Como de imediato ele atacou seus lábios carnudos começando um intenso beijo feroz, suas mãos uma hora apertava suas coxas e outra hora sua cintura, não sabia onde mantê-la. Como resposta ela acariciou desde o tórax ao abdômen do vampiro com suas unhas fazendo-o se arrepiar e soltar um leve gemido de seus lábios. Ao ouvir o som emitido pelo vampiro rebolou sobre a cintura do mesmo, que logo girou seu corpo ficando sobre o da bruxa.

Levantou lentamente a blusa da mesma apertando seu corpo por onde passava. O beijo estava tão feroz que sem perceber o vampiro havia cortado levemente o lábio inferior da morena, mas logo o mesmo o sugou.

A vontade de ter um ao outro estava enorme, mas o lado racional da bruxa falou mais rápido o que a fez empurrá-lo no minuto seguinte.

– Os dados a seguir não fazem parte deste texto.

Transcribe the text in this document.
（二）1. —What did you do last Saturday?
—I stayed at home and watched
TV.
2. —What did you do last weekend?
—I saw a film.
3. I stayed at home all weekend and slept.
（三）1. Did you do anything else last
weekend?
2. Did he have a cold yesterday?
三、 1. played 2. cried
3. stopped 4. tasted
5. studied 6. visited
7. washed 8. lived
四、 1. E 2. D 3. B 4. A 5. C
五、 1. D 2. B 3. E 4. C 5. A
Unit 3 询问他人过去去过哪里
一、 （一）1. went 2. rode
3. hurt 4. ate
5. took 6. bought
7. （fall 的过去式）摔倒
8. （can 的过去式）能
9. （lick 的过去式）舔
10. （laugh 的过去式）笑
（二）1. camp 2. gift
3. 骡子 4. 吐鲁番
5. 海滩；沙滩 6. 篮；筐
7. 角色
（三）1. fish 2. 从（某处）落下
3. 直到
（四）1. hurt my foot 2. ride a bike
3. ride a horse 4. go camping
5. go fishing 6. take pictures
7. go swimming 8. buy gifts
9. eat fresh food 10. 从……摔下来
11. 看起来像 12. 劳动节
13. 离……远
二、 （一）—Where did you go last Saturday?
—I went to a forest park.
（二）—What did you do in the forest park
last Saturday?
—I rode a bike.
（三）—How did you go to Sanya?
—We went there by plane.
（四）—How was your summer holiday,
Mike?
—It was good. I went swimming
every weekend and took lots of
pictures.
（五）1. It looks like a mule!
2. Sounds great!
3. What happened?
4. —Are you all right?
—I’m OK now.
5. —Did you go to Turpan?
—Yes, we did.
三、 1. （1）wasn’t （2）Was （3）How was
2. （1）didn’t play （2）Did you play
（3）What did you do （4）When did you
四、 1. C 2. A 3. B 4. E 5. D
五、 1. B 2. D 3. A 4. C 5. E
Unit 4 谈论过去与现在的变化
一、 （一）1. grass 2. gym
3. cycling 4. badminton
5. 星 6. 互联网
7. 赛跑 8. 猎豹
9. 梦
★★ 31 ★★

— Não Damon.... Não podemos fazer isso — disse ofegante.

— O por quê não?

— Elena

Dito isso, pegou a chave que até então havia caído no chão sem que percebessem, saiu do quarto e ficaram sem se falar por quase um semana.



Dias atuais.

— Tem certeza que ela não desconfia de nada?

— Sim..

— Assim espero, temos que tê-la ao nosso lado, mas caso não funcione só o seu sangue já será de bom uso — deu mais um de seus sorrisos psicopatas.

— E o vampiro?

— Deixe que o Kai cuide dele... Afinal eles tem um assunto pendente — pausou — Nós nos preocuparmos somente com a nossa jovem Bennett.

— E qual será o próximo passo?

— Ganhar a confiança da jovem bruxa.